V.Netyazhenko, T.Malchevska, A.Kudlay, O.Lykov, National Medical University ,
Kiev-Ukraine
Haemostatic potentials in patients with acute myocardial infarction treated with thrombolytics

Background: The “Achilles' heel” of systemic thrombolysis are rethrombosis and reoclusion. That is why we consider that determing of coagulation and fibrinolysis parameters is important. Group of patients (pts) (30 males) with acute myocardial infarction (Q-AMI) were included into the study. The age of pts ranged from 50 to 70 years. Anterior localization of AMI (infarction of anterior wall and ventricular septum of the left ventricular) had 16 pts ; infarction of the posterior wall- 13 pts and in one case the damage was circulatory. AMI on the background of essential hypertension (EH) was observed in 14 pts . Diabetes mellitus was found in 3 cases and glucose abnormalities in 7 pts (only in admission). AMI was complicated in 11 pts . Among the complications there were: cardiac rhythm disturbances (11), acute left ventricular failure (8), reoccurring course of AMI (4), acute aneurism (5). Treatment of all pts was initiated with intravenous streptodekase 3 mln units and 20000 IU of heparin, taking into consideration haemostatic picture of blood. 40,3 % pts had clinical and biochemical signs of successfull thrombolysis. The control group consisted of 30 volunteers.

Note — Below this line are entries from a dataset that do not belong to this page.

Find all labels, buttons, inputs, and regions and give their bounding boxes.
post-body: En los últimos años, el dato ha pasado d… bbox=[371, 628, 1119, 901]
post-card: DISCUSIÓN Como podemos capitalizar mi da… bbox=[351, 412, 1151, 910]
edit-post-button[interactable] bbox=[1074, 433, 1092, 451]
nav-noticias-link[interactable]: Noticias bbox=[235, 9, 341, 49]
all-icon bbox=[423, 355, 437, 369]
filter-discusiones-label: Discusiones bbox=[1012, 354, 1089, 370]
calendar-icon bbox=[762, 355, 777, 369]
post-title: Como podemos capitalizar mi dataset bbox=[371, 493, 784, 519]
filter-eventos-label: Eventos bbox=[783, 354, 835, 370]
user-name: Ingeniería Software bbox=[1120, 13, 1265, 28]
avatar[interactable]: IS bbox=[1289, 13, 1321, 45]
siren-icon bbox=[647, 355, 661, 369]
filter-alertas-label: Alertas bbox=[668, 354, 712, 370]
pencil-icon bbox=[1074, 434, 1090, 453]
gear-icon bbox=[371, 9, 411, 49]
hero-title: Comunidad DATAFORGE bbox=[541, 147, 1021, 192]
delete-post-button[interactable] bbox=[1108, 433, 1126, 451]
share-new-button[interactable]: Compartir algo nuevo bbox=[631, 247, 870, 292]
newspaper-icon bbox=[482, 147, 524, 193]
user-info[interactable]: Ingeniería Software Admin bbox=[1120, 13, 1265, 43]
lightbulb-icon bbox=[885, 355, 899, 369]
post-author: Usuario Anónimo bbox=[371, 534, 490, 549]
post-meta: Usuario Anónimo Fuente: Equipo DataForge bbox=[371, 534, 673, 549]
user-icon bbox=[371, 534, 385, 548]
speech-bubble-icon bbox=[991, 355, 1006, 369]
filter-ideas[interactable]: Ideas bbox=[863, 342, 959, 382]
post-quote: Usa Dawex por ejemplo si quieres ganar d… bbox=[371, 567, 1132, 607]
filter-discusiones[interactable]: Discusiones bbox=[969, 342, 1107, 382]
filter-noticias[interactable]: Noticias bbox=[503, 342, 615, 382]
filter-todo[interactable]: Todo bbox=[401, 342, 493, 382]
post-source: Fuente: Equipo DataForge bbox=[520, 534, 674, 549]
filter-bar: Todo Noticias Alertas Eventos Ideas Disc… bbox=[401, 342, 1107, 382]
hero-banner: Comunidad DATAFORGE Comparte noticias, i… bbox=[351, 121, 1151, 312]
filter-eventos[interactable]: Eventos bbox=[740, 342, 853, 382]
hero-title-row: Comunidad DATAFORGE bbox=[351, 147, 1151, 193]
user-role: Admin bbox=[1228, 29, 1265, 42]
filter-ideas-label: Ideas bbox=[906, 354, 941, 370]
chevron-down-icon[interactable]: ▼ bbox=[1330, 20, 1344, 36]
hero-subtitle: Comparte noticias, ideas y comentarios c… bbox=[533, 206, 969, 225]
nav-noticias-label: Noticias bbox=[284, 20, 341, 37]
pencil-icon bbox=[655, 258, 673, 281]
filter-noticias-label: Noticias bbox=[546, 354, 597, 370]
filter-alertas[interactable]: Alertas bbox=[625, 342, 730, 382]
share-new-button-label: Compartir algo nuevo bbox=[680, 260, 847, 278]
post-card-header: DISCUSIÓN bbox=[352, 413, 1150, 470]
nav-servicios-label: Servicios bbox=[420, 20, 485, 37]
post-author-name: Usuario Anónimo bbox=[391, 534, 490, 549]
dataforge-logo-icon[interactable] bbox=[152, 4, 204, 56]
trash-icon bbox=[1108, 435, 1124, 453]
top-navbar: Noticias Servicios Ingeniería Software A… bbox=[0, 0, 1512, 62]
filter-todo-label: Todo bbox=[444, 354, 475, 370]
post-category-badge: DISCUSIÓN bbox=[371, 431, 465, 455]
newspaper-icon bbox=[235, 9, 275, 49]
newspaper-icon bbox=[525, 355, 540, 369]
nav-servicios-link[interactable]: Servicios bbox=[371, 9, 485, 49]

Methods: Blood from healthy persons and pts was collected by venepuncture into 1/10 volume of 3,8% sodium citrate. After centrifugation at 3500 rpm for 20 minutes, platelet poor plasma was removed and stored at 20°C unit use. All measurements were made within first hours after admission to ICU, 24 h after admission and 10 days after the first blood sampling.. We evaluated the coagulative and fibrinolytic links of haemostasis by standart methods such as: fibrinogen (F), soluble complexes of fibrin monomers (FMSC), fibrinogen degradation products (FDP), euglobulin lysis time (ELT), Hageman dependent fibrinolysis (HDF), plasminogen (P), a 1 -antitrypsin, a 2 -macroglobulin (a 2 -MG). The 6 parameter of haemostasis such as: rate of coagulation (tg a), coagulation time (t 1 ), F, fibrin halflysis (t 1/2 ) and lysis (t 2 ), fibrinolysis rate (tg ß) we estimated in 0,1 ml of blood plasma for 5-10 min by turbidimetric express micromethod. We determined activation of coagulation system and sharp depression of fibrinolysis in all pts at the first hours AMI. It was supported by high levels of F, FDP, P. The t 1/2 , t 2 were prolonged, FMSC, a 2 -MG, tg ß were reduced. The second investigation registered that F, P, ELT, HDF were diminished if compare with first investigation. a 2 -MG , tg ß was not changed, t 1/2 , t 2 were prolonged. 10 days after we determined reccuring depression of fibrinolytic activity (ELT, HDF) that revealed in excess increasing FMSC; FDP, P increased a lot, a 2 -MG , tg ß were reduced.
Conclusion: Thus, we may, conclude that laboratory control is very necessary, when we using the thrombolytic therapy (TT). The reccuring depression of fibrinolytic activity and hypercoagulobility of plasma haemostasis in pts with Q-AMI on 10 day after using TT we can take into account for correcting treatment of these pts and for profilaxis of rethrombosis and reoclusion. On our mind, the using of the standart method is useful when it is necessary to provide the control for the treatment of acute coronary syndrome. This helps to explore the answer of the haemostatic system on the standart treatment, to optimise the laboratory controls and corrigate the haemostatic changes.